Short-term work project for youths
Forty young unemployed people are to be offered short-term posts in social enterprises in Northern Ireland as part of a new £300,000 pilot job creation initiative.
The Advance Programme has twin goals of generating job opportunities for 18 to 26 year-olds and helping the businesses involved to grow.
If the 24-week paid placements work, the co-ordinators hope the jobs can become more permanent.
Social enterprises are essentially businesses that prioritise contributing to the community over making profit.

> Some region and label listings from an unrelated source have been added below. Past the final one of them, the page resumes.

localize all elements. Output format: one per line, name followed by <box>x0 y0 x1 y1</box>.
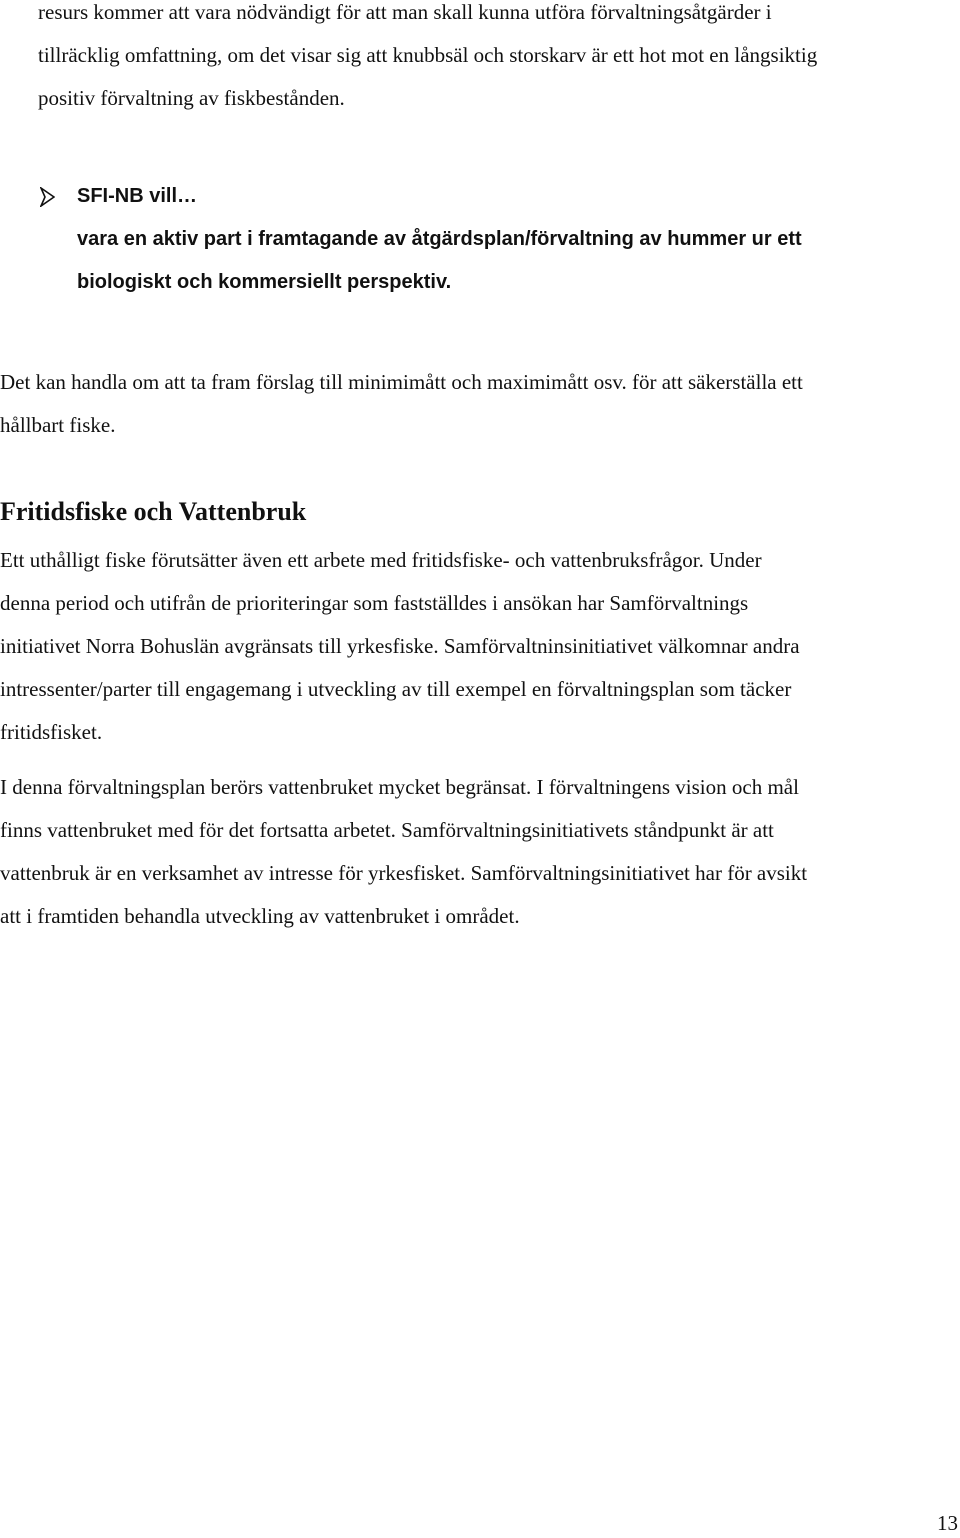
intro-paragraph <box>38 0 817 120</box>
text-line: finns vattenbruket med för det fortsatta arbetet. Samförvaltningsinitiativets ståndpunkt är att <box>0 818 774 842</box>
text-line: initiativet Norra Bohuslän avgränsats till yrkesfiske. Samförvaltninsinitiativet välkomnar andra <box>0 634 800 658</box>
page-number: 13 <box>937 1511 958 1535</box>
text-line: att i framtiden behandla utveckling av vattenbruket i området. <box>0 904 520 928</box>
text-line: intressenter/parter till engagemang i utveckling av till exempel en förvaltningsplan som täcker <box>0 677 792 701</box>
text-line: I denna förvaltningsplan berörs vattenbruket mycket begränsat. I förvaltningens vision och mål <box>0 775 799 799</box>
text-line: denna period och utifrån de prioriteringar som fastställdes i ansökan har Samförvaltnings <box>0 591 749 615</box>
note-paragraph <box>0 361 803 447</box>
text-line: Ett uthålligt fiske förutsätter även ett arbete med fritidsfiske- och vattenbruksfrågor. Under <box>0 548 762 572</box>
text-line: hållbart fiske. <box>0 413 116 437</box>
section-paragraph-2 <box>0 766 807 938</box>
bullet-body-line: biologiskt och kommersiellt perspektiv. <box>77 271 452 293</box>
text-line: resurs kommer att vara nödvändigt för att man skall kunna utföra förvaltningsåtgärder i <box>38 0 772 24</box>
text-line: fritidsfisket. <box>0 720 103 744</box>
bullet-title: SFI-NB vill… <box>77 185 198 207</box>
text-line: positiv förvaltning av fiskbestånden. <box>38 86 345 110</box>
bullet-body-line: vara en aktiv part i framtagande av åtgärdsplan/förvaltning av hummer ur ett <box>77 228 802 250</box>
arrow-bullet-icon <box>40 187 55 207</box>
text-line: vattenbruk är en verksamhet av intresse för yrkesfisket. Samförvaltningsinitiativet har för avsikt <box>0 861 808 885</box>
section-paragraph-1 <box>0 539 800 754</box>
section-heading: Fritidsfiske och Vattenbruk <box>0 497 307 526</box>
text-line: Det kan handla om att ta fram förslag till minimimått och maximimått osv. för att säkerställa ett <box>0 370 803 394</box>
text-line: tillräcklig omfattning, om det visar sig att knubbsäl och storskarv är ett hot mot en långsiktig <box>38 43 818 67</box>
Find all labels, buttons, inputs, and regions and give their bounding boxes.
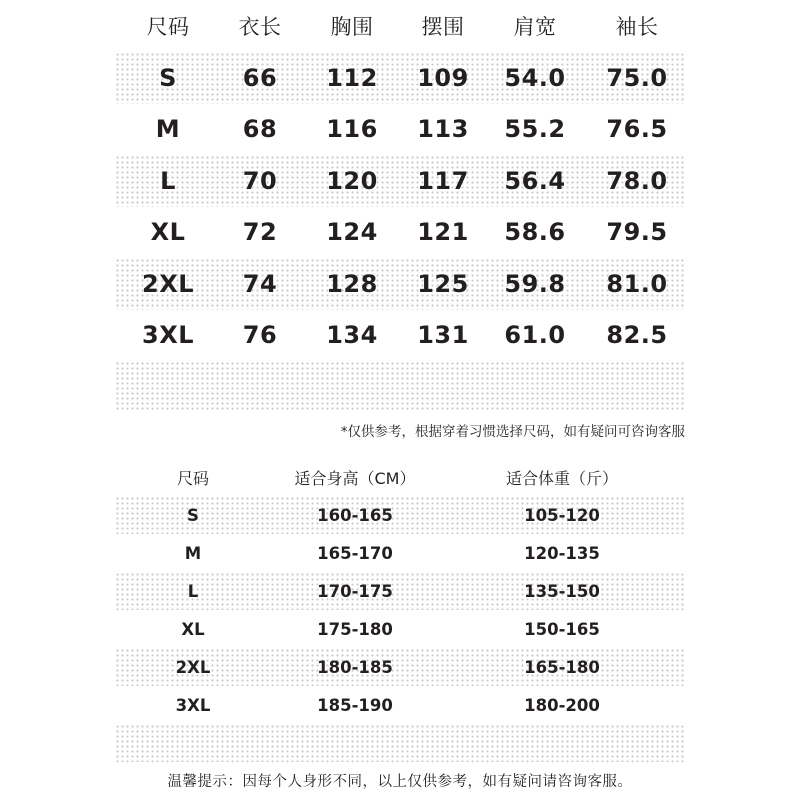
- chest-cell: 120: [326, 166, 378, 195]
- table-row: [115, 610, 685, 648]
- hem-cell: 109: [417, 63, 469, 92]
- header-sleeve: 袖长: [615, 15, 659, 39]
- header-hem: 摆围: [421, 15, 465, 39]
- sleeve-cell: 75.0: [606, 63, 668, 92]
- table-row: [115, 207, 685, 259]
- weight-cell: 135-150: [524, 581, 600, 601]
- hem-cell: 125: [417, 269, 469, 298]
- length-cell: 72: [242, 218, 278, 247]
- chest-cell: 124: [326, 218, 378, 247]
- empty-row: [115, 361, 685, 411]
- length-cell: 66: [242, 63, 278, 92]
- size-cell: M: [155, 115, 181, 144]
- chest-cell: 134: [326, 321, 378, 350]
- size-cell: 3XL: [175, 695, 211, 715]
- table-row: [115, 104, 685, 156]
- size-cell: XL: [150, 218, 186, 247]
- table-row: [115, 496, 685, 534]
- weight-cell: 165-180: [524, 657, 600, 677]
- weight-cell: 180-200: [524, 695, 600, 715]
- table-header-row: [115, 0, 685, 52]
- header-length: 衣长: [238, 15, 282, 39]
- length-cell: 74: [242, 269, 278, 298]
- chest-cell: 128: [326, 269, 378, 298]
- length-cell: 76: [242, 321, 278, 350]
- header-weight: 适合体重（斤）: [505, 468, 618, 488]
- table-row: [115, 686, 685, 724]
- table-row: [115, 648, 685, 686]
- height-cell: 180-185: [317, 657, 393, 677]
- size-cell: L: [160, 166, 176, 195]
- size-cell: M: [184, 543, 202, 563]
- shoulder-cell: 59.8: [504, 269, 566, 298]
- chest-cell: 116: [326, 115, 378, 144]
- size-note: *仅供参考，根据穿着习惯选择尺码，如有疑问可咨询客服: [340, 424, 685, 440]
- sleeve-cell: 79.5: [606, 218, 668, 247]
- empty-row: [115, 724, 685, 762]
- height-cell: 165-170: [317, 543, 393, 563]
- table-row: [115, 310, 685, 362]
- hem-cell: 131: [417, 321, 469, 350]
- shoulder-cell: 61.0: [504, 321, 566, 350]
- weight-cell: 105-120: [524, 505, 600, 525]
- table-row: [115, 52, 685, 104]
- header-size: 尺码: [146, 15, 190, 39]
- size-cell: L: [187, 581, 199, 601]
- hem-cell: 113: [417, 115, 469, 144]
- height-cell: 175-180: [317, 619, 393, 639]
- size-cell: XL: [181, 619, 205, 639]
- shoulder-cell: 58.6: [504, 218, 566, 247]
- table-row: [115, 534, 685, 572]
- warm-tip-note: 温馨提示：因每个人身形不同，以上仅供参考，如有疑问请咨询客服。: [167, 774, 633, 790]
- size-measurement-table: [115, 0, 685, 411]
- weight-cell: 150-165: [524, 619, 600, 639]
- table-row: [115, 572, 685, 610]
- height-cell: 170-175: [317, 581, 393, 601]
- height-cell: 185-190: [317, 695, 393, 715]
- table-row: [115, 258, 685, 310]
- header-shoulder: 肩宽: [513, 15, 557, 39]
- hem-cell: 121: [417, 218, 469, 247]
- header-chest: 胸围: [330, 15, 374, 39]
- sleeve-cell: 76.5: [606, 115, 668, 144]
- size-recommendation-table: [115, 458, 685, 762]
- sleeve-cell: 81.0: [606, 269, 668, 298]
- sleeve-cell: 78.0: [606, 166, 668, 195]
- hem-cell: 117: [417, 166, 469, 195]
- shoulder-cell: 55.2: [504, 115, 566, 144]
- header-size: 尺码: [176, 468, 209, 488]
- header-height: 适合身高（CM）: [294, 468, 416, 488]
- weight-cell: 120-135: [524, 543, 600, 563]
- shoulder-cell: 56.4: [504, 166, 566, 195]
- size-cell: 2XL: [175, 657, 211, 677]
- chest-cell: 112: [326, 63, 378, 92]
- table-header-row: [115, 458, 685, 496]
- size-cell: S: [159, 63, 177, 92]
- length-cell: 68: [242, 115, 278, 144]
- size-cell: S: [187, 505, 199, 525]
- size-cell: 3XL: [142, 321, 194, 350]
- table-row: [115, 155, 685, 207]
- height-cell: 160-165: [317, 505, 393, 525]
- sleeve-cell: 82.5: [606, 321, 668, 350]
- size-cell: 2XL: [142, 269, 194, 298]
- shoulder-cell: 54.0: [504, 63, 566, 92]
- length-cell: 70: [242, 166, 278, 195]
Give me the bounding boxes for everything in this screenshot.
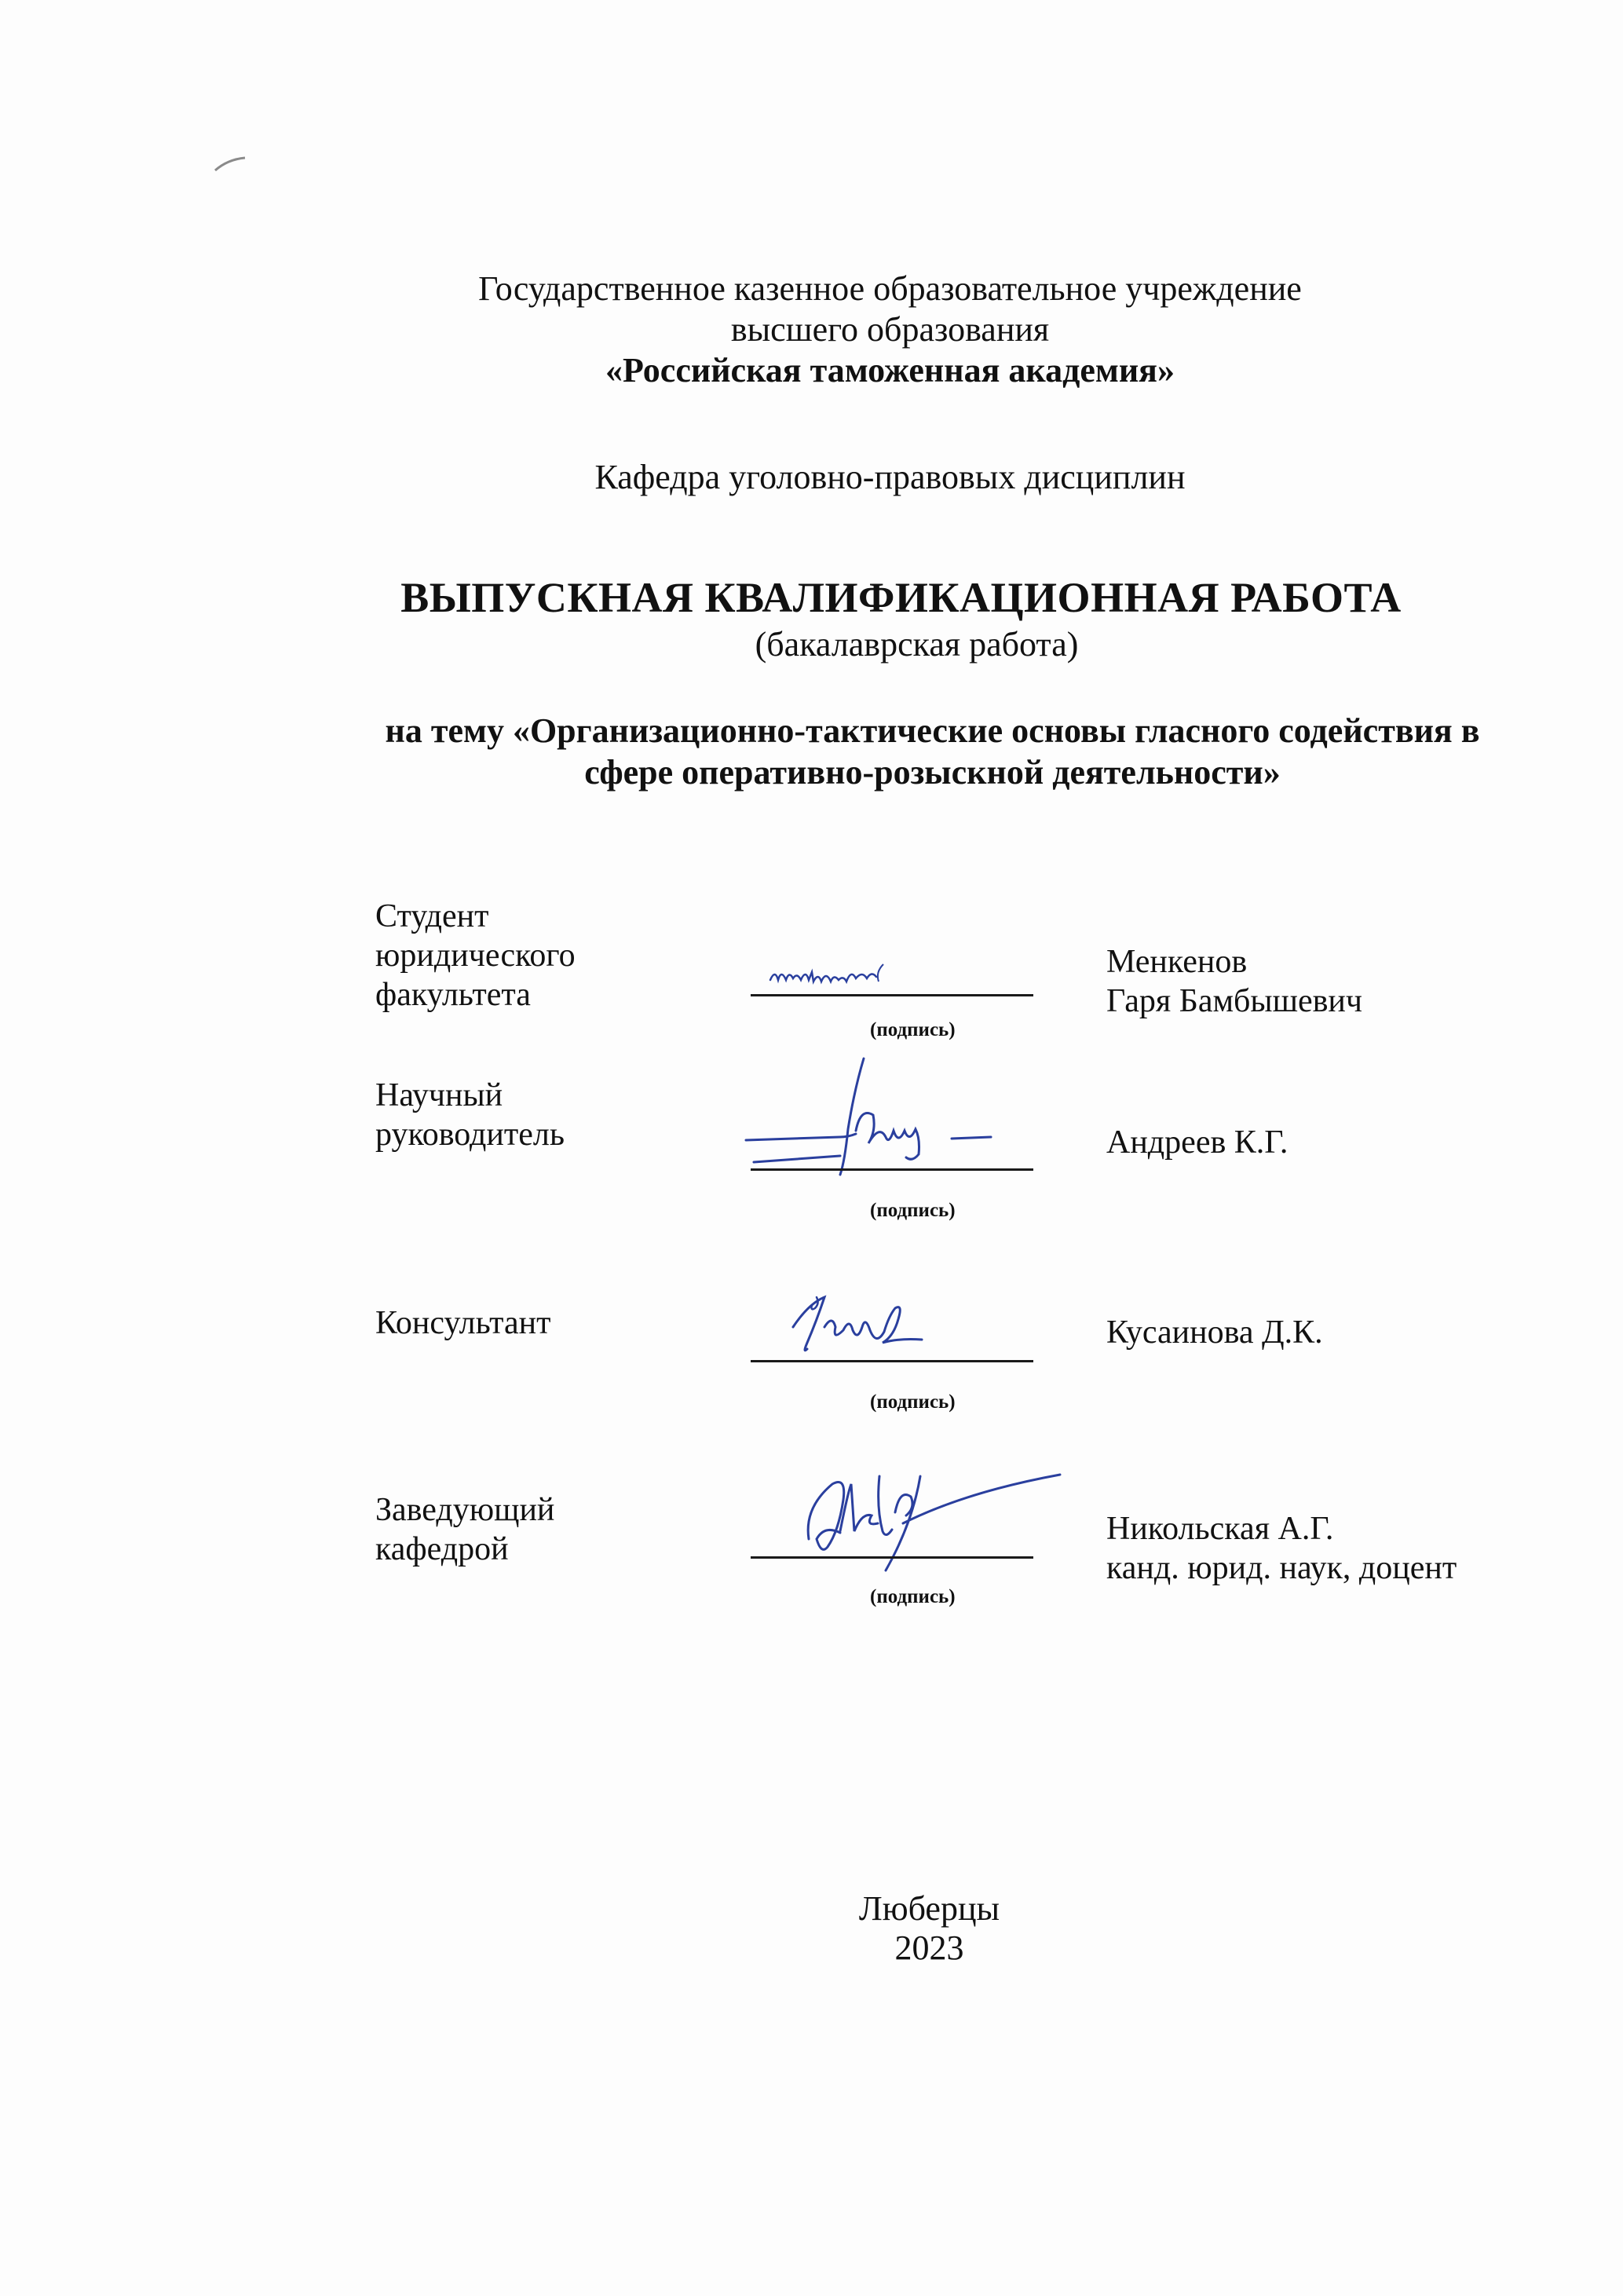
topic-line-1: на тему «Организационно-тактические основы гласного содействия в [385,711,1480,750]
signature-line [751,1168,1033,1171]
signature-caption: (подпись) [870,1200,956,1221]
year: 2023 [894,1929,964,1967]
signatory-name: канд. юрид. наук, доцент [1106,1550,1457,1586]
role-label: юридического [375,938,576,974]
role-label: Заведующий [375,1492,555,1528]
document-subtitle: (бакалаврская работа) [755,625,1079,664]
signatory-name: Кусаинова Д.К. [1106,1314,1323,1351]
signature-line [751,994,1033,996]
institution-name: «Российская таможенная академия» [605,351,1175,389]
head-signature [785,1445,1068,1586]
institution-line-1: Государственное казенное образовательное учреждение [478,269,1302,308]
scan-mark [212,153,251,177]
document-title: ВЫПУСКНАЯ КВАЛИФИКАЦИОННАЯ РАБОТА [400,574,1402,621]
role-label: Студент [375,898,489,934]
signature-line [751,1360,1033,1362]
signature-line [751,1556,1033,1559]
signature-caption: (подпись) [870,1586,956,1607]
signatory-name: Гаря Бамбышевич [1106,983,1363,1019]
signatory-name: Андреев К.Г. [1106,1124,1289,1161]
signature-caption: (подпись) [870,1391,956,1413]
role-label: Научный [375,1077,503,1113]
city: Люберцы [858,1889,1000,1928]
signature-caption: (подпись) [870,1019,956,1040]
consultant-signature [777,1280,974,1366]
role-label: кафедрой [375,1531,509,1567]
supervisor-signature [738,1044,1021,1186]
signatory-name: Никольская А.Г. [1106,1511,1334,1547]
role-label: факультета [375,977,531,1013]
institution-line-2: высшего образования [730,310,1050,349]
role-label: Консультант [375,1305,551,1341]
role-label: руководитель [375,1117,565,1153]
signatory-name: Менкенов [1106,944,1248,980]
department: Кафедра уголовно-правовых дисциплин [594,458,1186,496]
topic-line-2: сфере оперативно-розыскной деятельности» [584,753,1281,792]
student-signature [766,956,923,996]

The scheme is aimed at so-called Neets - young people not in employment, education or training
It has been developed and managed by Larne Enterprise Development Company Ltd (LEDCOM) in conjunction with Enterprise Northern Ireland, with funding from the Lloyds TSB Foundation for NI.
Programme manager Audrey Murray said. "This will be the first step on the ladder to success for the young person and an opportunity to expand and grow for the social enterprise; in essence we are interlocking the cogs of enterprise, employment and education to create permanent jobs."
Before taking up their posts, each of the young people will complete a training course to achieve a qualification in business studies and help develop their entrepreneurial skills.
They will then receive mentoring support before attending interviews with the social enterprises.
The participating businesses will be companies seeking to grow and expand staff numbers.
"These are real jobs, not a placement, and our goal is that at least 50% of the recruits will be retained by the companies," said Ms Murray.
"It's up to each young person to make that happen; they have 24 weeks to prove to employers that they have what it takes."
The programme is now recruiting unemployed young people and are seeking both graduates and those with no qualifications who want a career in business.
Sandara Kelso-Robb, executive director of Lloyds TSB Foundation for NI, said: "This funding of £300,000 is the single largest award given in the foundation's history. It is a win-win situation and its impact will be carefully monitored. The programme will enable both the companies and the young people to help each other develop and at the same time grow the local Northern Ireland economy."